A review by Rich Moreland, April 2017
Le Marquis de la Croix is a film by Amy Hesketh that features Jac Avila and Mila Joya. It is available for download or on DVD from Vermeerworks.
This is the first of a five-part series on the film and combines a review with commentary from Amy and Jac. The final post is exclusive to Mila Joya, the star of the film.
Le Marquis is another provocative work from the collaboration of Amy and Jac. I highly recommend it.
All photos are courtesy of Pachamama Films.
* * *
The wealthy marquis, sentenced to his prison confines (luxurious as they are), writes lurid accounts of his sexual imaginations. Fortunately for his perverse addictions, an occasional condemned female criminal is brought to him for a price.
Such is the case with Zynga, a gypsy girl sentenced to death, as the marquis tells us, for “three crimes: murder, theft, and arson” (borrowed incidentally from the Marquis de Sade’s 1791 novel, Justine).
The film explores the tortures Zynga endures and her eventual demise.

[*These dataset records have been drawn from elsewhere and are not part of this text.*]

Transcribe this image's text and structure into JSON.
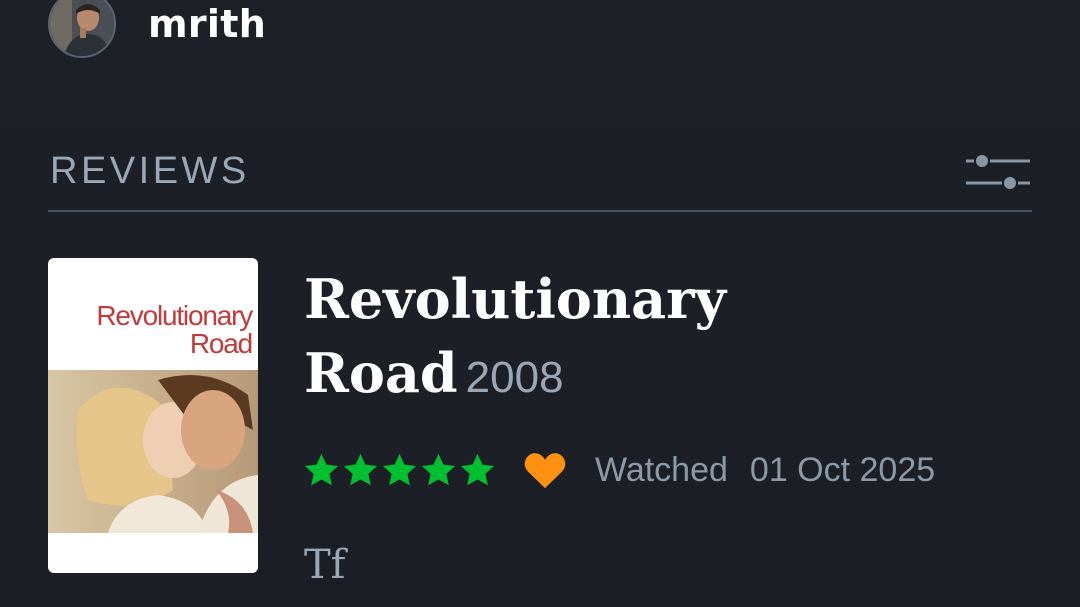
{
  "user": {
    "username": "mrith",
    "avatar_icon": "profile-photo"
  },
  "section": {
    "title": "REVIEWS",
    "filter_icon": "sliders-icon"
  },
  "review": {
    "poster_text": [
      "Revolutionary",
      "Road"
    ],
    "title_line1": "Revolutionary",
    "title_line2": "Road",
    "year": "2008",
    "rating": 5,
    "rating_max": 5,
    "liked": true,
    "watched_label": "Watched",
    "watched_date": "01 Oct 2025",
    "text": "Tf"
  },
  "colors": {
    "background": "#1c2026",
    "star": "#00c030",
    "heart": "#ff9010",
    "muted_text": "#9aa7b6",
    "divider": "#445566"
  }
}
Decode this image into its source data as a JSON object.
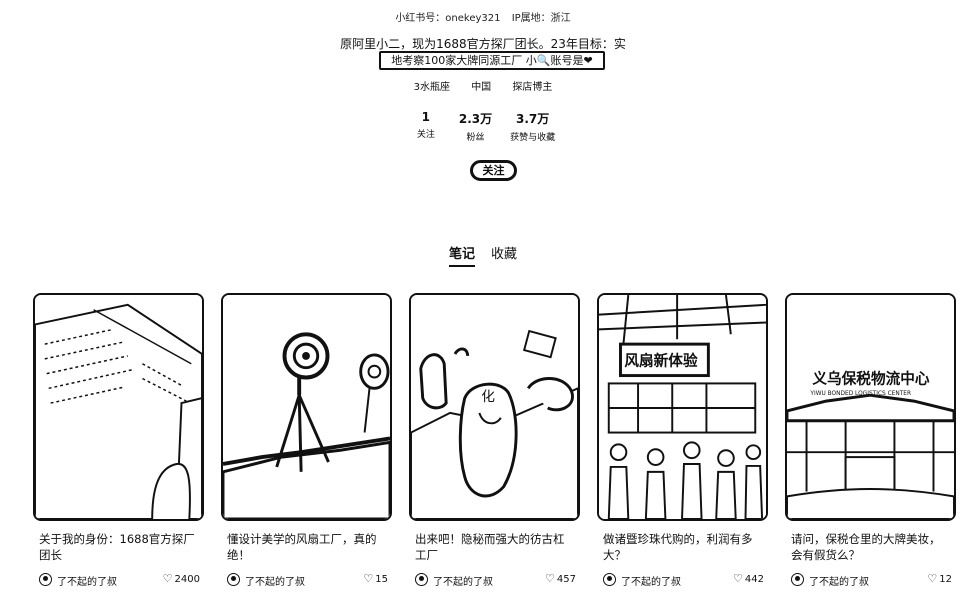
{
  "profile": {
    "id_label": "小红书号：onekey321",
    "ip_label": "IP属地：浙江",
    "bio_line": "原阿里小二，现为1688官方探厂团长。23年目标：实",
    "bio_box": "地考察100家大牌同源工厂 小🔍账号是❤",
    "tags": [
      "3水瓶座",
      "中国",
      "探店博主"
    ],
    "stats": [
      {
        "num": "1",
        "label": "关注"
      },
      {
        "num": "2.3万",
        "label": "粉丝"
      },
      {
        "num": "3.7万",
        "label": "获赞与收藏"
      }
    ],
    "follow_label": "关注"
  },
  "tabs": [
    {
      "label": "笔记",
      "active": true
    },
    {
      "label": "收藏",
      "active": false
    }
  ],
  "notes": [
    {
      "title": "关于我的身份：1688官方探厂团长",
      "author": "了不起的了叔",
      "likes": "2400"
    },
    {
      "title": "懂设计美学的风扇工厂，真的绝！",
      "author": "了不起的了叔",
      "likes": "15"
    },
    {
      "title": "出来吧！隐秘而强大的彷古杠工厂",
      "author": "了不起的了叔",
      "likes": "457"
    },
    {
      "title": "做诸暨珍珠代购的，利润有多大？",
      "author": "了不起的了叔",
      "likes": "442"
    },
    {
      "title": "请问，保税仓里的大牌美妆，会有假货么？",
      "author": "了不起的了叔",
      "likes": "12"
    }
  ],
  "thumb_texts": {
    "third_badge": "化",
    "fourth_sign": "风扇新体验",
    "fifth_sign": "义乌保税物流中心",
    "fifth_sign_en": "YIWU BONDED LOGISTICS CENTER"
  }
}
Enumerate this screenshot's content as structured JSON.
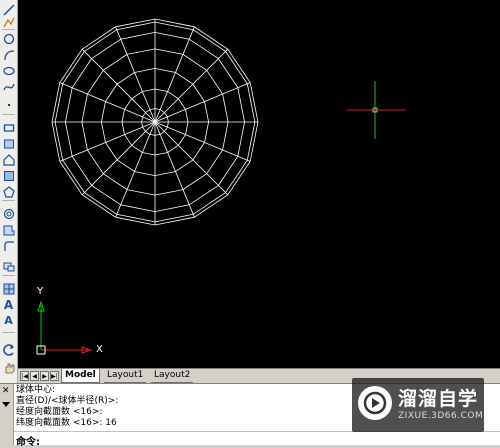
{
  "tabs": {
    "nav": [
      "|◀",
      "◀",
      "▶",
      "▶|"
    ],
    "model": "Model",
    "layout1": "Layout1",
    "layout2": "Layout2"
  },
  "ucs": {
    "x_label": "X",
    "y_label": "Y"
  },
  "command": {
    "lines": [
      "球体中心:",
      "直径(D)/<球体半径(R)>:",
      "经度向截面数 <16>:",
      "纬度向截面数 <16>: 16"
    ],
    "prompt": "命令:"
  },
  "watermark": {
    "title": "溜溜自学",
    "url": "ZIXUE.3D66.COM"
  },
  "colors": {
    "canvas": "#000000",
    "sphere": "#ffffff",
    "crosshair_h": "#cc2222",
    "crosshair_v": "#22bb22",
    "ucs_y": "#00cc00",
    "ucs_x": "#dd2222"
  }
}
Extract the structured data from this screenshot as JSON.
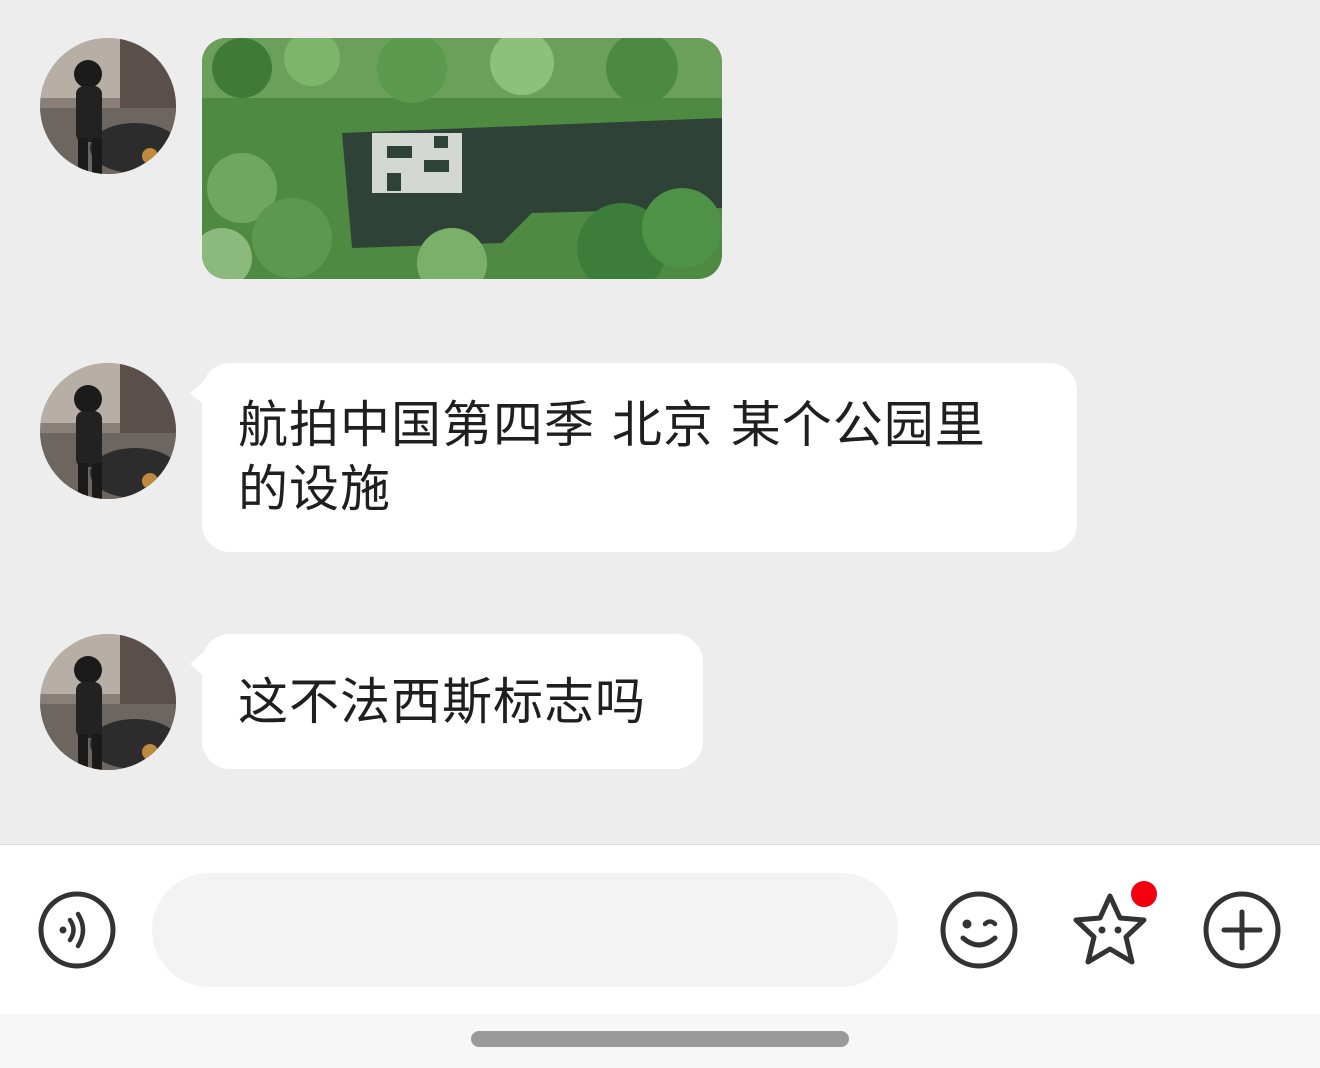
{
  "messages": [
    {
      "type": "image",
      "content_description_icon": "aerial-park-photo"
    },
    {
      "type": "text",
      "line1": "航拍中国第四季 北京  某个公园里",
      "line2": "的设施"
    },
    {
      "type": "text",
      "line1": "这不法西斯标志吗"
    }
  ],
  "input": {
    "placeholder": "",
    "value": ""
  },
  "icons": {
    "voice": "voice-icon",
    "emoji": "emoji-icon",
    "sticker": "sticker-star-icon",
    "plus": "plus-icon"
  },
  "colors": {
    "chat_bg": "#ededed",
    "bubble_bg": "#ffffff",
    "badge": "#f2000f"
  }
}
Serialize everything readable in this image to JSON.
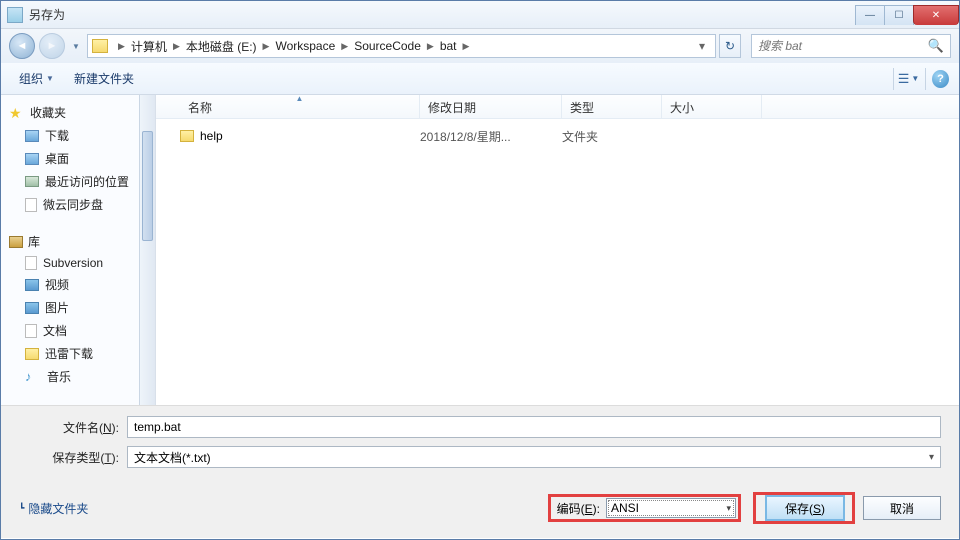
{
  "title": "另存为",
  "breadcrumbs": [
    "计算机",
    "本地磁盘 (E:)",
    "Workspace",
    "SourceCode",
    "bat"
  ],
  "search_placeholder": "搜索 bat",
  "toolbar": {
    "organize": "组织",
    "newfolder": "新建文件夹"
  },
  "sidebar": {
    "favorites": "收藏夹",
    "fav_items": [
      "下载",
      "桌面",
      "最近访问的位置",
      "微云同步盘"
    ],
    "libraries": "库",
    "lib_items": [
      "Subversion",
      "视频",
      "图片",
      "文档",
      "迅雷下载",
      "音乐"
    ]
  },
  "columns": {
    "name": "名称",
    "date": "修改日期",
    "type": "类型",
    "size": "大小"
  },
  "files": [
    {
      "name": "help",
      "date": "2018/12/8/星期...",
      "type": "文件夹"
    }
  ],
  "form": {
    "filename_label": "文件名(N):",
    "filename_value": "temp.bat",
    "savetype_label": "保存类型(T):",
    "savetype_value": "文本文档(*.txt)",
    "hide_folders": "隐藏文件夹",
    "encoding_label": "编码(E):",
    "encoding_value": "ANSI",
    "save": "保存(S)",
    "cancel": "取消"
  }
}
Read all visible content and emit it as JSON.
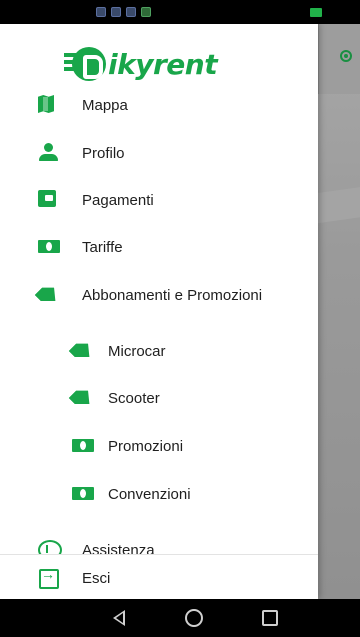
{
  "app": {
    "logo_text": "ikyrent",
    "brand_color": "#19a64a"
  },
  "menu": {
    "items": [
      {
        "label": "Mappa",
        "icon": "map-icon"
      },
      {
        "label": "Profilo",
        "icon": "person-icon"
      },
      {
        "label": "Pagamenti",
        "icon": "wallet-icon"
      },
      {
        "label": "Tariffe",
        "icon": "cash-icon"
      },
      {
        "label": "Abbonamenti e Promozioni",
        "icon": "tag-icon"
      }
    ],
    "subitems": [
      {
        "label": "Microcar",
        "icon": "tag-icon"
      },
      {
        "label": "Scooter",
        "icon": "tag-icon"
      },
      {
        "label": "Promozioni",
        "icon": "cash-icon"
      },
      {
        "label": "Convenzioni",
        "icon": "cash-icon"
      }
    ],
    "assistenza_label": "Assistenza",
    "exit_label": "Esci"
  }
}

The story is presented as a narration extracted from the marquis’ writings in his cell. As he completes one torment and plans the next, the aristocrat returns to his desk to record his thoughts and lets the viewer into his mind via voice over.
The bound and naked Zynga is the consistent background image and the main motif throughout the film.
Le Marquis de la Croix is a literary fantasy that operates on different levels. On the surface, it has definite appeal to the BDSM community. Heavily sadomasochistic, the whippings and rack scenes are about as exciting as a bondage film gets. It is realism personified.
The film does, however, offer more. There is an engaging political and religious message that is as appropriate today as it was in Sade’s time, the 18th century setting of the narrative.
Told with a modern flavor, the story also hints at the erotic fascinations of a modern tourist who seeks out a museum then confronts her own sexual fantasies in an ending that, as they like to say in commercial media, is priceless.
Clearly, the American tourist lets us know that whims of the Marquis de Sade are more accepted today than ever before and perhaps more fascinating.
As you might have deduced, the film is a story told concurrently by a contemporary museum guide and the marquis’ pen. Whose imagination brings the story to life is always in question as we work through the film.
Clever, strikingly innovative, and beautify filmed, Le Marquis de la Croix highlights the emergence of Mila Joya as an actress. Though she has few lines that are often blunted by the pain of torture, her performance is exemplary.